A road-block to action?

Murry Dobbin is a long-time social activist, journalist and supporter of the New Democratic Party.  He has been associated with groups like the Canadian Centre for Policy Alternatives,, and the Council of Canadians, which are to the left of today's NDP. Here he comments about a recent NDP day of action which shows even long-time supporters are upset with their party's rejection of extra-parliamentary action. We reprint a short part of Dobbin's commentary for that reason, which is also discussed by the Young Communist League in its 26th Convention Documents.

On Feb. 22, in the aftermath of a "boring" budget, Thomas Mulcair's NDP undertook a National Day of Action -- a welcome idea that's been long in coming and has the potential over time to be a political game changer...

And yet the potential in this first experiment of engaging Canadians between elections seems to have been squandered by the focus of the day of action. How is it possible that the NDP would finally understand the importance of this kind of citizen engagement and at the same time completely abandon any substantive ideas with which to start a conversation? The whole day of action is one huge political contradiction -- engaging citizens but only after you have redefined them as consumers.

The theme of the day of action consists of a handful of consumer issues, some of them almost pathetic in their level of triviality.

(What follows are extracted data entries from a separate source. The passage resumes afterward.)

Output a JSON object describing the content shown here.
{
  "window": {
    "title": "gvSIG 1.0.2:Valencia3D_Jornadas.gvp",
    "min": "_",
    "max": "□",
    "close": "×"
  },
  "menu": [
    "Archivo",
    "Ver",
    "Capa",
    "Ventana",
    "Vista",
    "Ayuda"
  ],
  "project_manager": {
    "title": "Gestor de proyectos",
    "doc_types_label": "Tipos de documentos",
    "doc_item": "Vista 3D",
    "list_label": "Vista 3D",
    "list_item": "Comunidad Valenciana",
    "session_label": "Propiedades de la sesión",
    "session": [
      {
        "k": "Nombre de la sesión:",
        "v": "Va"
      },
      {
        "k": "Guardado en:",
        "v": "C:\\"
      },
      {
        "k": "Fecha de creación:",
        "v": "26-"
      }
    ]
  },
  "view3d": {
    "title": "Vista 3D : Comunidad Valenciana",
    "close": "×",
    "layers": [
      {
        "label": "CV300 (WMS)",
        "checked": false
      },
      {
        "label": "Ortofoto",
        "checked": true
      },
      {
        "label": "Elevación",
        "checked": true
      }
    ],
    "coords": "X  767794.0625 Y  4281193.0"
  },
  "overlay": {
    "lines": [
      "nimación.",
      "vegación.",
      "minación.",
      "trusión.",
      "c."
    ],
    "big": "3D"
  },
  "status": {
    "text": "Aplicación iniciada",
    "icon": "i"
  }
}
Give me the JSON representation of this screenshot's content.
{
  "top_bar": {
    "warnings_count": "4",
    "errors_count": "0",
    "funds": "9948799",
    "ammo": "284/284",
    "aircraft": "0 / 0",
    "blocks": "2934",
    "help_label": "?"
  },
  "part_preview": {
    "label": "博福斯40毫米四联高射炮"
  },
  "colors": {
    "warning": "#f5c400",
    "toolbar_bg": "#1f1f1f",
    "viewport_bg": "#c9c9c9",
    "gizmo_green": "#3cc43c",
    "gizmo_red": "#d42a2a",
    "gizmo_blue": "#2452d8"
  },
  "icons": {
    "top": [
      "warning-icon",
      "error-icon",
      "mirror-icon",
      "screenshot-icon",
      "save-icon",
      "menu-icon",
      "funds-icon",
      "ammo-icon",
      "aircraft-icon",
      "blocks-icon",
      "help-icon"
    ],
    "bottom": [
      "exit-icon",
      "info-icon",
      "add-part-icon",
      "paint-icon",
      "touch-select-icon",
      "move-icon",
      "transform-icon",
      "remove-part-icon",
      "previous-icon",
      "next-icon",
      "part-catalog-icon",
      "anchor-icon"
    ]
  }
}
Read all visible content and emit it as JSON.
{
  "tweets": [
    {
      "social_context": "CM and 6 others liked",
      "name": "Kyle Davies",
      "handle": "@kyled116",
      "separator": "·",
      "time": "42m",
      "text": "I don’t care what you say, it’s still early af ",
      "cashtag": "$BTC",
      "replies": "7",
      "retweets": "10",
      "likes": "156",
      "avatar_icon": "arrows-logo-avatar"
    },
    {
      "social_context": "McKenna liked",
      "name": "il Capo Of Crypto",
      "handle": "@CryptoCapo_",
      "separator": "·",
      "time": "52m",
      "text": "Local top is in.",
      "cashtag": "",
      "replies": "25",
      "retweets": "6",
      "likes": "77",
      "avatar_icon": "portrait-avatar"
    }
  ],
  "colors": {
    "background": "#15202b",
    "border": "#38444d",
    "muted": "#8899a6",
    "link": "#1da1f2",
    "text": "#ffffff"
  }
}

The Big Five issues that the NDP presents are ATM fees, interest rates on credit cards, the usury of the "payday lending" industry, the collusion of the oil companies on gasoline prices and finally -- and this is really scraping the bottom of the barrel -- the fact that companies add a couple of dollars to the invoices they mail out to customers each month.

The campaign is billed as helping "make life more affordable" for Canadians. But these measures do almost nothing to accomplish that goal. The banks' ATM charges amount to an average of $21 a year per adult Canadian. The extra $2 charge on hydro and cable bills amounts to just over $100 a year per family. Credit card interest rates are outrageous -- but surely a progressive party should at least raise the question of the wisdom of racking up tens of thousands of dollars on credit cards while living beyond your means.

If you are going to have a day of action and national conversation why not talk about the real causes of poverty and inequality in this country?